Desde o caso Dreyfus em França, a figura do intelectual passou a ser associada ao engajamento moral e político. Mas nem todo académico é intelectual, nem todo intelectual é filósofo. Os médicos, engenheiros, biólogos e arqueólogos são académicos respeitáveis, mas não são chamados, em geral, a ocupar a ágora da opinião pública. Já os filósofos, sociólogos, juristas e pensadores políticos pertencem a um outro regime de visibilidade e responsabilidade: o da palavra pública. O filósofo, desde Sócrates, é aquele que toma a palavra em público, como recordava Kant ao definir o Iluminismo. A sua missão não é apenas interpretar, mas tornar visível o que é invisível, pensar o tempo em que vive.
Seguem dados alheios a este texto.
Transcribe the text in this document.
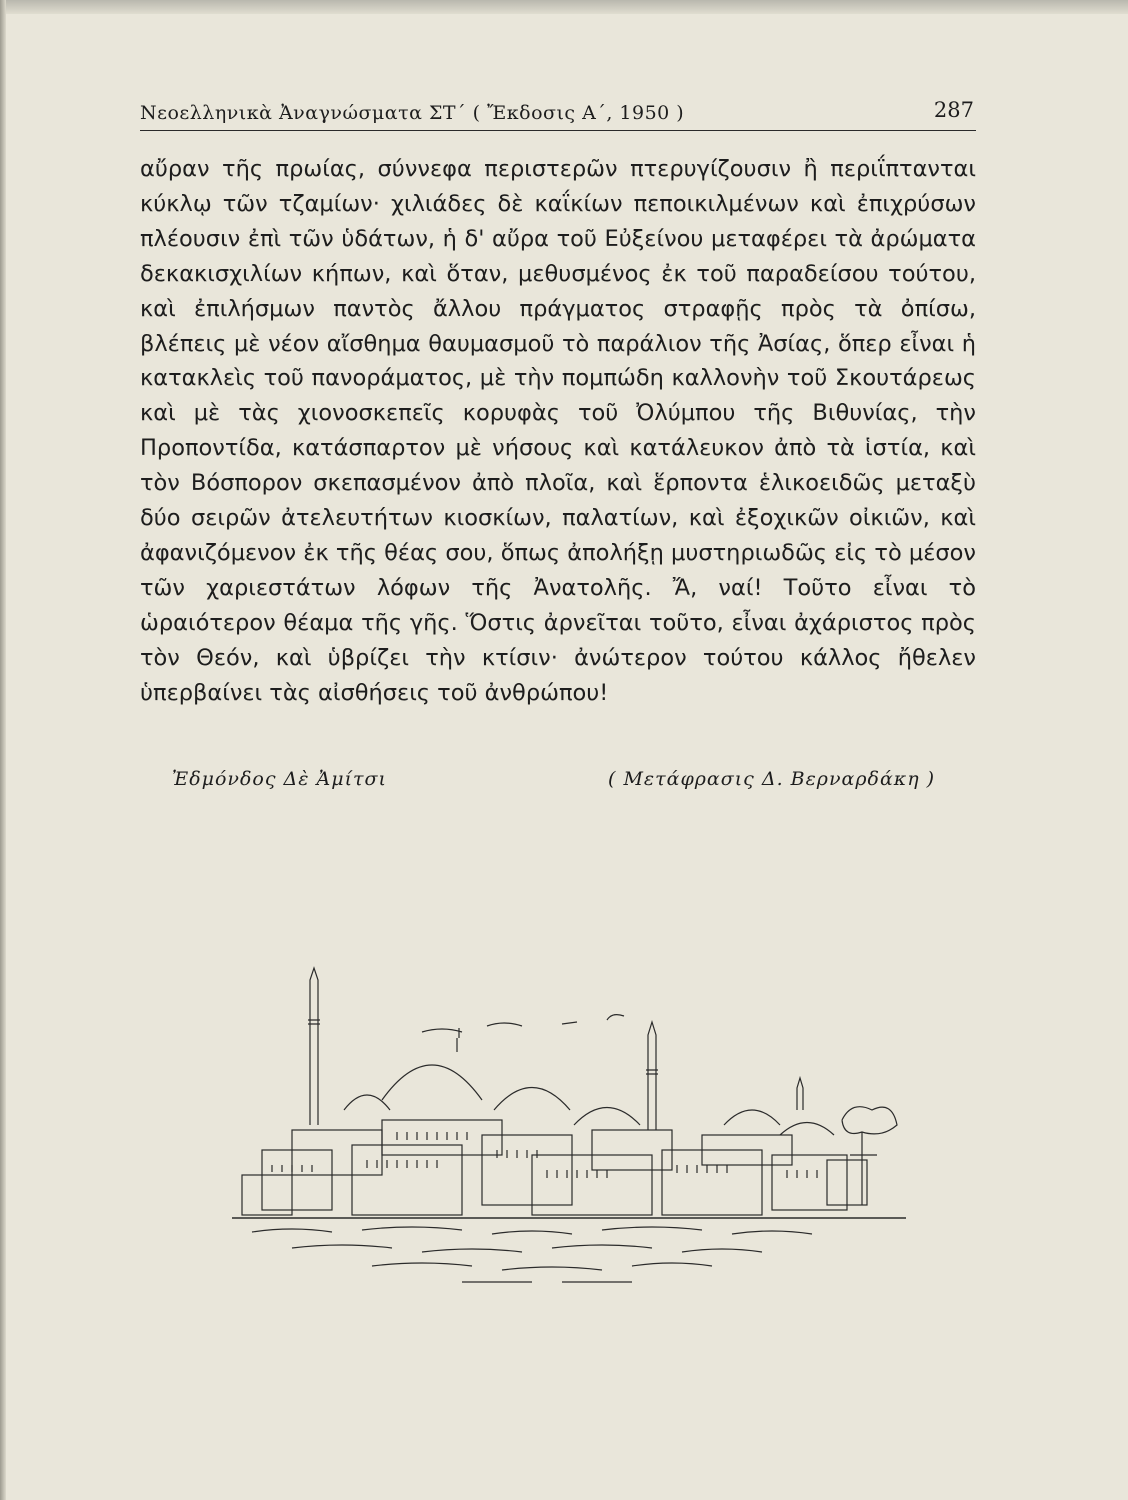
Νεοελληνικὰ Ἀναγνώσματα ΣΤ΄ ( Ἔκδοσις Α΄, 1950 )	287

αὔραν τῆς πρωίας, σύννεφα περιστερῶν πτερυγίζουσιν ἢ περιΐπτανται κύκλῳ τῶν τζαμίων· χιλιάδες δὲ καΐκίων πεποικιλμένων καὶ ἐπιχρύσων πλέουσιν ἐπὶ τῶν ὑδάτων, ἡ δ' αὔρα τοῦ Εὐξείνου μεταφέρει τὰ ἀρώματα δεκακισχιλίων κήπων, καὶ ὅταν, μεθυσμένος ἐκ τοῦ παραδείσου τούτου, καὶ ἐπιλήσμων παντὸς ἄλλου πράγματος στραφῇς πρὸς τὰ ὀπίσω, βλέπεις μὲ νέον αἴσθημα θαυμασμοῦ τὸ παράλιον τῆς Ἀσίας, ὅπερ εἶναι ἡ κατακλεὶς τοῦ πανοράματος, μὲ τὴν πομπώδη καλλονὴν τοῦ Σκουτάρεως καὶ μὲ τὰς χιονοσκεπεῖς κορυφὰς τοῦ Ὀλύμπου τῆς Βιθυνίας, τὴν Προποντίδα, κατάσπαρτον μὲ νήσους καὶ κατάλευκον ἀπὸ τὰ ἱστία, καὶ τὸν Βόσπορον σκεπασμένον ἀπὸ πλοῖα, καὶ ἕρποντα ἑλικοειδῶς μεταξὺ δύο σειρῶν ἀτελευτήτων κιοσκίων, παλατίων, καὶ ἐξοχικῶν οἰκιῶν, καὶ ἀφανιζόμενον ἐκ τῆς θέας σου, ὅπως ἀπολήξῃ μυστηριωδῶς εἰς τὸ μέσον τῶν χαριεστάτων λόφων τῆς Ἀνατολῆς. Ἄ, ναί! Τοῦτο εἶναι τὸ ὡραιότερον θέαμα τῆς γῆς. Ὅστις ἀρνεῖται τοῦτο, εἶναι ἀχάριστος πρὸς τὸν Θεόν, καὶ ὑβρίζει τὴν κτίσιν· ἀνώτερον τούτου κάλλος ἤθελεν ὑπερβαίνει τὰς αἰσθήσεις τοῦ ἀνθρώπου!

Ἐδμόνδος Δὲ Ἀμίτσι	( Μετάφρασις Δ. Βερναρδάκη )
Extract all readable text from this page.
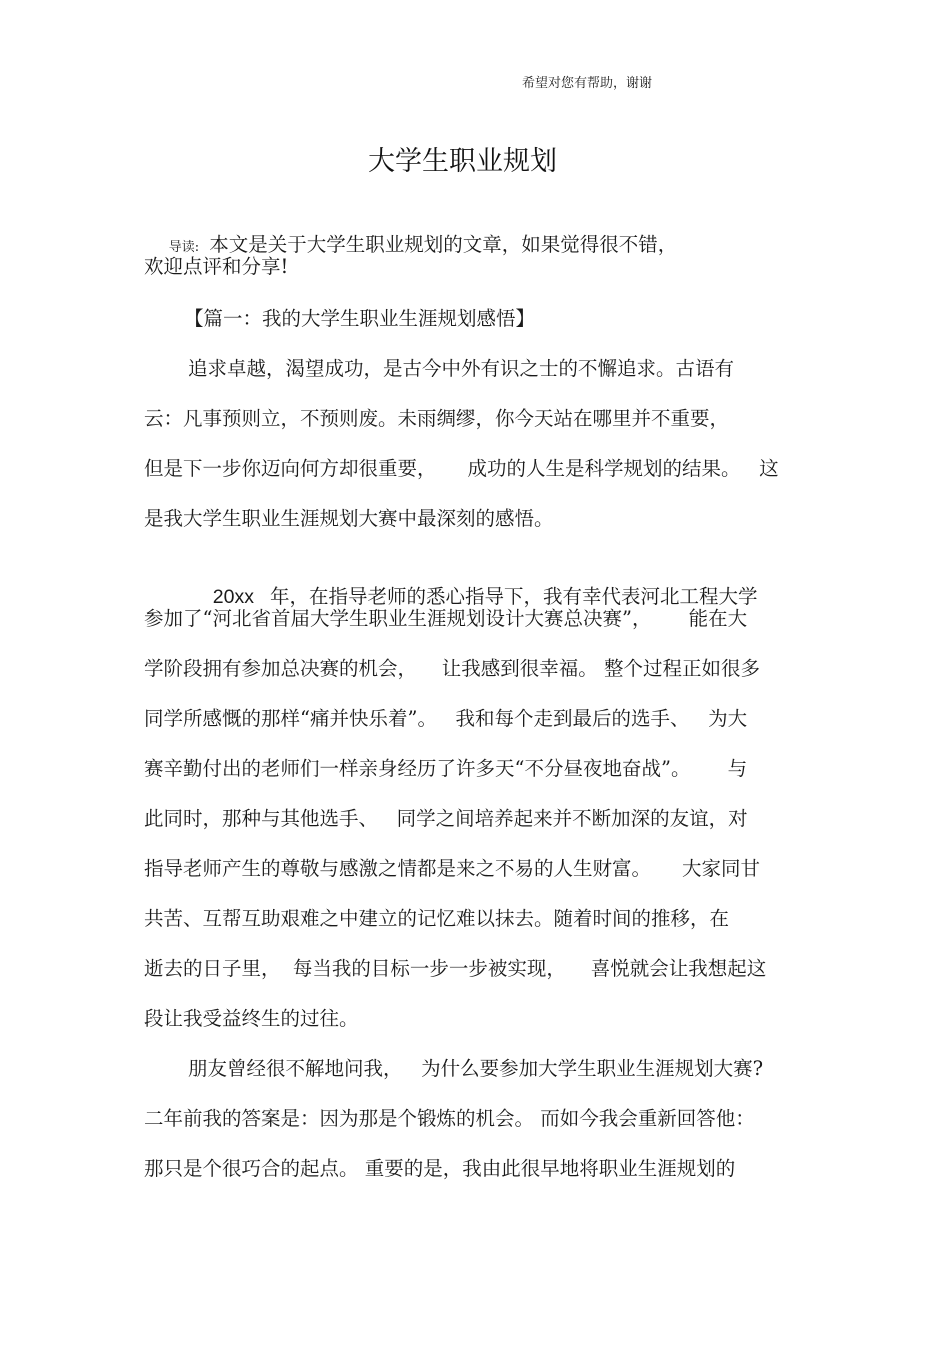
希望对您有帮助，谢谢
大学生职业规划

导读: 本文是关于大学生职业规划的文章，如果觉得很不错，

欢迎点评和分享!
【篇一：我的大学生职业生涯规划感悟】
追求卓越，渴望成功，是古今中外有识之士的不懈追求。古语有
云：凡事预则立，不预则废。未雨绸缪，你今天站在哪里并不重要，
但是下一步你迈向何方却很重要，     成功的人生是科学规划的结果。   这
是我大学生职业生涯规划大赛中最深刻的感悟。

20xx 年，在指导老师的悉心指导下，我有幸代表河北工程大学

参加了“河北省首届大学生职业生涯规划设计大赛总决赛”，      能在大
学阶段拥有参加总决赛的机会，    让我感到很幸福。 整个过程正如很多
同学所感慨的那样“痛并快乐着”。   我和每个走到最后的选手、   为大
赛辛勤付出的老师们一样亲身经历了许多天“不分昼夜地奋战”。      与
此同时，那种与其他选手、   同学之间培养起来并不断加深的友谊，对
指导老师产生的尊敬与感激之情都是来之不易的人生财富。     大家同甘
共苦、互帮互助艰难之中建立的记忆难以抹去。随着时间的推移，在
逝去的日子里，  每当我的目标一步一步被实现，    喜悦就会让我想起这
段让我受益终生的过往。
朋友曾经很不解地问我，   为什么要参加大学生职业生涯规划大赛?
二年前我的答案是：因为那是个锻炼的机会。 而如今我会重新回答他：
那只是个很巧合的起点。 重要的是，我由此很早地将职业生涯规划的
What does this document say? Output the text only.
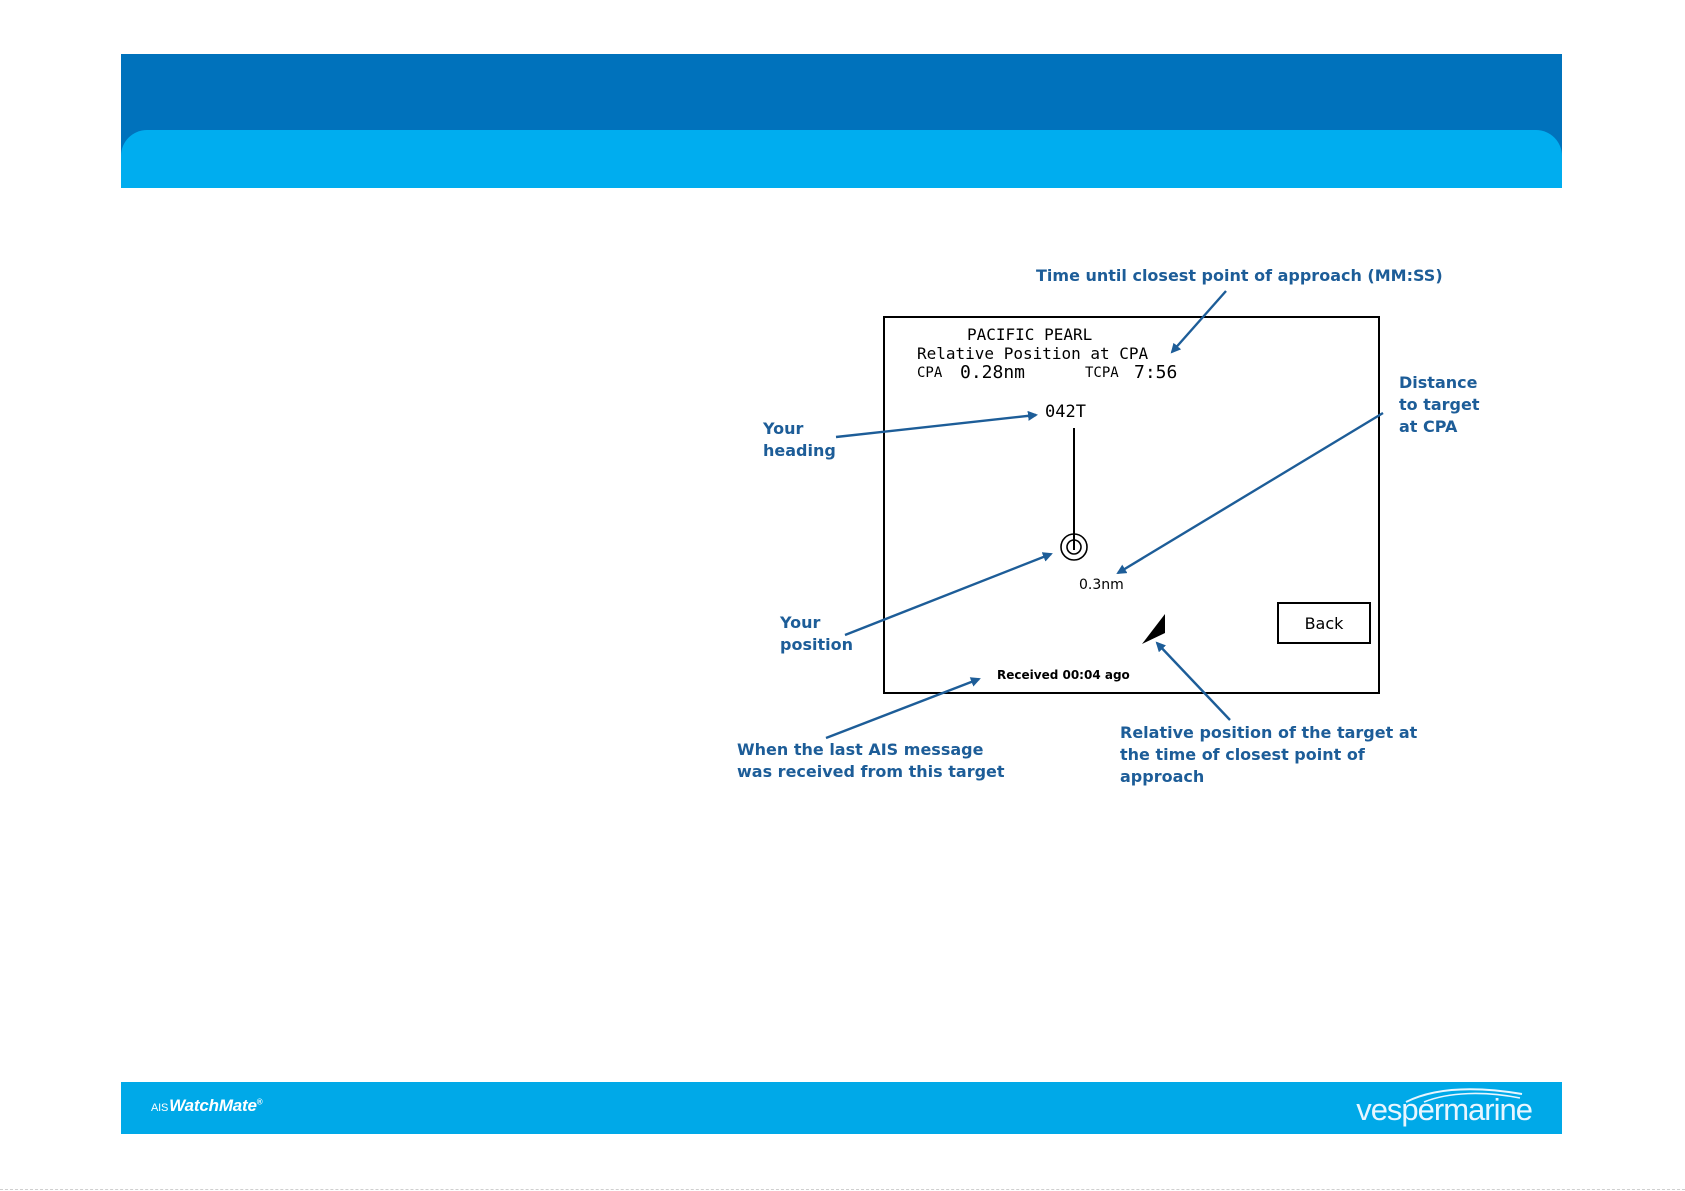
PACIFIC PEARL
Relative Position at CPA
CPA 0.28nm	TCPA 7:56
042T
0.3nm
Received 00:04 ago
Back
Time until closest point of approach (MM:SS)
Your
heading
Distance
to target
at CPA
Your
position
When the last AIS message
was received from this target
Relative position of the target at
the time of closest point of
approach
AISWatchMate®	vespermarine
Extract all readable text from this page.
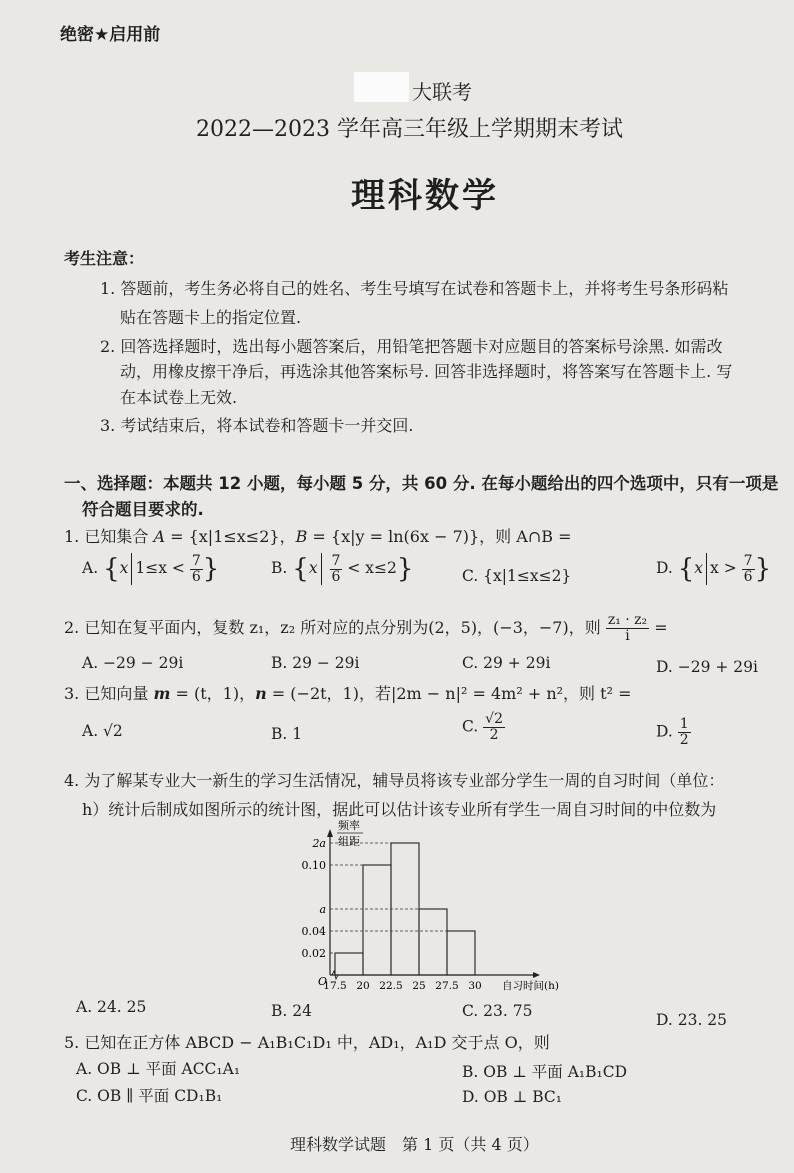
绝密★启用前
大联考
2022—2023 学年高三年级上学期期末考试
理科数学
考生注意：
1. 答题前，考生务必将自己的姓名、考生号填写在试卷和答题卡上，并将考生号条形码粘
贴在答题卡上的指定位置.
2. 回答选择题时，选出每小题答案后，用铅笔把答题卡对应题目的答案标号涂黑. 如需改
动，用橡皮擦干净后，再选涂其他答案标号. 回答非选择题时，将答案写在答题卡上. 写
在本试卷上无效.
3. 考试结束后，将本试卷和答题卡一并交回.
一、选择题：本题共 12 小题，每小题 5 分，共 60 分. 在每小题给出的四个选项中，只有一项是
符合题目要求的.
1. 已知集合 A = {x|1≤x≤2}，B = {x|y = ln(6x − 7)}，则 A∩B =
A. {x $1\le x < \frac{7}{6}$ }	B. $\{x \frac{7}{6} < x\le 2\}$	C. {x|1≤x≤2}	D. {x $x > \frac{7}{6}$ }
2. 已知在复平面内，复数 z₁，z₂ 所对应的点分别为(2，5)，(−3，−7)，则 $\frac{\text{z₁ · z₂}}{i}$ =
A. −29 − 29i	B. 29 − 29i	C. 29 + 29i	D. −29 + 29i
3. 已知向量 m = (t，1)，n = (−2t，1)，若|2m − n|² = 4m² + n²，则 t² =
A. √2	B. 1	C. $\frac{√2}{2}$	D. $\frac{1}{2}$
4. 为了解某专业大一新生的学习生活情况，辅导员将该专业部分学生一周的自习时间（单位：
h）统计后制成如图所示的统计图，据此可以估计该专业所有学生一周自习时间的中位数为
频率
组距
O
2a
0.10
a
0.04
0.02
17.5 20 22.5 25 27.5 30 自习时间(h)
A. 24. 25	B. 24	C. 23. 75	D. 23. 25
5. 已知在正方体 ABCD − A₁B₁C₁D₁ 中，AD₁，A₁D 交于点 O，则
A. OB ⊥ 平面 ACC₁A₁	B. OB ⊥ 平面 A₁B₁CD
C. OB ∥ 平面 CD₁B₁	D. OB ⊥ BC₁
理科数学试题　第 1 页（共 4 页）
Esta função de dizer em nome do pensar, de interpretar o tempo é o que constitui o próprio ato filosófico. Hegel dirá que a filosofia é o seu tempo apreendido por conceitos. Marx acrescentará que o objetivo não é só interpretar o mundo, mas transformá-lo. Todavia, interpretar o mundo é uma forma de ação. Como defendeu Maurice Blondel na sua obra, Pensée et action, há uma continuidade entre pensar e agir. Toda ação começa por uma ideia, por uma palavra, por um gesto simbólico. O próprio ato de compreender, nomear, criticar, esclarecer ou desconstruir uma realidade é uma forma de intervenção sobre ela.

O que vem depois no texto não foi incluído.